« J’ai perdu une année de ma vie à étudier pour un diplôme dont je ne suis pas sûre qu’il sera reconnu en Inde. Qui plus est, j’ai investi Rs 105 000. Je veux récupérer mon argent. » C’est en ces termes que la jeune étudiante indienne s’est confiée au Mauricien hier. Depuis la semaine dernière, elle fait des démarches à différents niveaux pour connaître la marche à suivre. « Une action légale est le dernier recours. C’est pour cela que je cherche d’autres voies possibles. Mais, partout où je vais, personne ne semble pouvoir m’aider. »
L’étudiante a déposé une lettre hier à la Tertiary Education Commission (TEC), qui a accordé le permis d’opérer à EIILM University à Maurice. L’institution confirme avoir reçu la lettre, mais avance qu’il lui faut du temps pour travailler dessus. À la haute commission indienne, on lui a fait comprendre qu’il faut d’abord attendre la réponse de la TEC avant de décider de la marche à suivre.
Le temps étant précieux pour elle, l’étudiante a choisi de s’inscrire entre temps dans une autre université à Maurice. « Je suis venue ici parce que je prépare un MBA en tourisme. Maurice étant un pays touristique, j’ai jugé qu’il était plus approprié pour moi de le faire d’ici qu’en Inde. Je suis tombée des nues en apprenant que le diplôme ne serait peut-être pas reconnu dans mon pays. »
Les inquiétudes de l’étudiante commencent lorsqu’elle reçoit une correspondance de la University Grant Commission (UGC) de l’Inde. « J’avais entendu dire que la UGC n’avait pas accordé son autorisation pour une branche à Maurice. J’ai voulu en être sûre et j’ai fait une demande sous la Right to Information Act auprès du gouvernement indien.
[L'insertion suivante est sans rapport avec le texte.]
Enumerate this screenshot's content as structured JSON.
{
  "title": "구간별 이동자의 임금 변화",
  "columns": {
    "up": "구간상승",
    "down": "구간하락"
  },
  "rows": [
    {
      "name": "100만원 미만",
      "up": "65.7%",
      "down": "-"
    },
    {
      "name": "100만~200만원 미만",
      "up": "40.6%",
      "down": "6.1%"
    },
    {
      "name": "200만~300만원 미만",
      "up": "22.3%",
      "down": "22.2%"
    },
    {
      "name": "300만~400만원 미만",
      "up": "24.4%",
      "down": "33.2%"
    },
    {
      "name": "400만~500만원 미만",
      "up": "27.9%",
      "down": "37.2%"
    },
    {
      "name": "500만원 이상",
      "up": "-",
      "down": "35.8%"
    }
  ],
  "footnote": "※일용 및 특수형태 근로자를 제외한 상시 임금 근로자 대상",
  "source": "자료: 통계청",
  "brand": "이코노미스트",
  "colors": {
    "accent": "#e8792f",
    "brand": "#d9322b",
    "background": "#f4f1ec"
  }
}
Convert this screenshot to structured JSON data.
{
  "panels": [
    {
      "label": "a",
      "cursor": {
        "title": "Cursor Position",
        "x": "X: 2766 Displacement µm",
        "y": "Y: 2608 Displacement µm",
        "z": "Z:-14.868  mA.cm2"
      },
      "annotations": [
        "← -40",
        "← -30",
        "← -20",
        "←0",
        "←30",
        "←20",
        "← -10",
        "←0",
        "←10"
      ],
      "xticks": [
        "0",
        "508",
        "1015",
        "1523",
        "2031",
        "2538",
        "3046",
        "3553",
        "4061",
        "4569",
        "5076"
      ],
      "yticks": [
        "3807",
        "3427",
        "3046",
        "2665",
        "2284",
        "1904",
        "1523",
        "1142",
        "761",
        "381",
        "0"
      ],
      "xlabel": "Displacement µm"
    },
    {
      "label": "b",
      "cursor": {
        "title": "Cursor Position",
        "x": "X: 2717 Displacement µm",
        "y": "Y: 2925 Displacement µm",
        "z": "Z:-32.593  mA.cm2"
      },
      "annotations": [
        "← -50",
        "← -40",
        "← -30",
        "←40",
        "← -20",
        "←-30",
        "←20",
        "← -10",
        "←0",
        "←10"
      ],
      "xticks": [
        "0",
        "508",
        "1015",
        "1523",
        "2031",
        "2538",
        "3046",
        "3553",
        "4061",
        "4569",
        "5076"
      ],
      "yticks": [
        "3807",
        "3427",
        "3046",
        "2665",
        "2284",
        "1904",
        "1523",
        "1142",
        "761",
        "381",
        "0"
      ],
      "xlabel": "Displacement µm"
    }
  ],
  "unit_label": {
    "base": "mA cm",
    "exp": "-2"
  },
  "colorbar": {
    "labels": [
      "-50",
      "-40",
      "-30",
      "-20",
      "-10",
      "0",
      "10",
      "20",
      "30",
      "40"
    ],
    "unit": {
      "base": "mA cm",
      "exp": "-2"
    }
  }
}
Le 29 juillet, la UGC m’a confirmé l’information qui circulait déjà dans les médias à Maurice. »
La lettre datée du 29 juillet dernier et portant la référence F No 4-2/2013 (CPP-IPU) répond aux questions qu’avait adressées l’étudiante : EIILM est-elle autorisée à ouvrir une branche à Maurice ? Les diplômes délivrés par la branche mauricienne seront-ils valides en Inde ? Quand l’université de Sikkim est-elle entrée en opération ?
Aux deux premières questions, la UGC répond : « The UGC has not granted any permission to EIILM University to run off shore or study centre to run courses under distance mode. » À la dernière question, l’institution répond : « Date of Establishment 07.07.2006. »
Or, selon un public notice des autorités indiennes en juin 2013, la UGC Regulations on Private Universities stipule : « A private university may be permitted to open off campus centres, off shore campuses and study centres after five years of its coming into existence (…) ».
Ce communiqué avait été émis après que les autorités indiennes ont noté des publicités pour des « university degrees through various franchise programmes conducted by certain private institutions ». Ces publicités étaient qualifiées de « misleading » par la UGC qui tenait à mettre en garde les parents et les étudiants.
Il est aussi précisé : « A university established or incorporated by or under a State act shall operate only within the territorial jurisdiction alloted to it under its act and in no case beyond territory of the state of its location. »
Devant toutes ces précisions, l’ex-étudiante d’EIILM se demande si son diplôme aurait été valide en Inde après ses années d’études ici. Elle ne compte pas baisser les bras pour autant car, fait-elle ressortir, dans le prospectus de l’université, mention est faite : « All the courses offered at the Mauritius Branch Campus are accredited by the TEC and internationally recognised in countries like the UK, France and India. Degrees are awarded by EIILM University India. »
L’étudiante a pris contact hier avec un avocat, pour obtenir des avis légaux sur la question et décider de la marche à suivre.